I had no expectations, but I did have hope. I thought if just one person “got it,” there could be a positive ripple effect, no matter how slight, and the effort would be worth it.
Clearly, I didn’t have enough faith.
So now I’d like to give a heartfelt thank you to all those who have offered their support, and to whose who have taken the time to write and share their thoughts and stories. It’s been a gratifying process, and at times, a sobering one for the realization of how much silent suffering people carry around.
Toward that end: If you have been abused or assaulted, or are worried that someone you know will inflict harm upon yourself or others, I urge you to seek professional help. There are many organizations you can call, such as the ones listed on the right side of the home page on this website.
If you know someone who has committed a crime that has not been reported, please contact the police and get them involved.

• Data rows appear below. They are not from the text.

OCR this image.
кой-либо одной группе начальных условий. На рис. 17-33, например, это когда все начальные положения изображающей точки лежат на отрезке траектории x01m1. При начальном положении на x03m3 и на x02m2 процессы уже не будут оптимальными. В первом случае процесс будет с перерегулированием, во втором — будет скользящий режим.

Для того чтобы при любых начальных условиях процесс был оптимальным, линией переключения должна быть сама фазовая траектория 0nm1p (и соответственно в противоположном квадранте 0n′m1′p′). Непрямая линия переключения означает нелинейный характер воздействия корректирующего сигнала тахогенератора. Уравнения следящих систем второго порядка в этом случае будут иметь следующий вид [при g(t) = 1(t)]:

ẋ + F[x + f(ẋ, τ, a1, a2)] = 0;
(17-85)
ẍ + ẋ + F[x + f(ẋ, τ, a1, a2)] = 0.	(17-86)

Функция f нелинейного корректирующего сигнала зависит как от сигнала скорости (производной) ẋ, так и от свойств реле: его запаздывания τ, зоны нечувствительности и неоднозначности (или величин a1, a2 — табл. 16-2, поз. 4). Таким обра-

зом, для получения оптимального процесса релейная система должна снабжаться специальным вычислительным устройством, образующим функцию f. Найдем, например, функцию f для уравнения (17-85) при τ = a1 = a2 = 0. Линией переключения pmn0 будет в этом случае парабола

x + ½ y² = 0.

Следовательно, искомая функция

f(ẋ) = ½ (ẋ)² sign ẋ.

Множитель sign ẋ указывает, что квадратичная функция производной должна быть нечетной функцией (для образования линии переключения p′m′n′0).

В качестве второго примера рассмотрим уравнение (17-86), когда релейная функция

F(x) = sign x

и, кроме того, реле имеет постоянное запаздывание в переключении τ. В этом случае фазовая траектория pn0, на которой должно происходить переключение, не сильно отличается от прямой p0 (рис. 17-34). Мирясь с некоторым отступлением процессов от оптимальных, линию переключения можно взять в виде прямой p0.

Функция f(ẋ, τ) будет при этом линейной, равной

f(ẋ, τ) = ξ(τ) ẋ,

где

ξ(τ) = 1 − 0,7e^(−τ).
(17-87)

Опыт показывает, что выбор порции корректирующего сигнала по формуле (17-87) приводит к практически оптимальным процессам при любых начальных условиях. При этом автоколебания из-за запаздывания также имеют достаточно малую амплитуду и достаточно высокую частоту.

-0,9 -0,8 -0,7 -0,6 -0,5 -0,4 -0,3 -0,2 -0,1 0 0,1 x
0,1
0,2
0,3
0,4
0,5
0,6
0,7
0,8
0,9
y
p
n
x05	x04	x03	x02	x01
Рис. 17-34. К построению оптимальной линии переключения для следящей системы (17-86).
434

And to those who have written to say they object to this project, I understand. And if anyone has been triggered by it because of their own personal, painful history, I hope you seek out someone to talk to–a counselor, friend, family member, church member. If reading this site distresses you, there is always the option to close your browser and walk away.
I’d also like to clarify a few points:
I believe Brents should be held responsible for his crimes and remain in prison for the rest of his life. I am not making excuses for him–he chose to inflict pain on others. What I am trying to do is figure out why.
Can he be manipulative? Yes. Do I share personal information with him? No. Do I think he now has a sincere desire for some measure of redemption? Yes. And if I’m wrong, then all I’ve wasted is my time and some compassion.
I don’t believe anyone is born evil. Have you ever looked at a baby and thought, That little person’s gonna be a criminal who will eventually rage and crush some souls?
I do think the window of opportunity to help Brents closed decades ago. Maybe if someone had intervened in his life when he was a child, he’d be on a different path. So now all that’s left are questions, and I firmly believe they are worth asking.
I wonder how he formed the decision to become a perpetrator instead of a victim, and how you influence that choice.
I wonder how much drugs and alcohol–and a family history of their abuse–contributed to his lack of impulse control.
I wonder if the blackouts he’s had since he was a child that doctors now say are small seizures caused by brain damage from being beaten by his father played a role.
Again, these are not excuses. But they are factors, and if we can recognize and prevent these factors from happening, can we start to prevent the horrors that predators leave in their wake?
The way our society deals with the issue of sexual assault is a broken, misguided process. We’ve become so punitive, we even punish the victims who dare come forward.
Anger and hate are easy, but they rarely lead to change.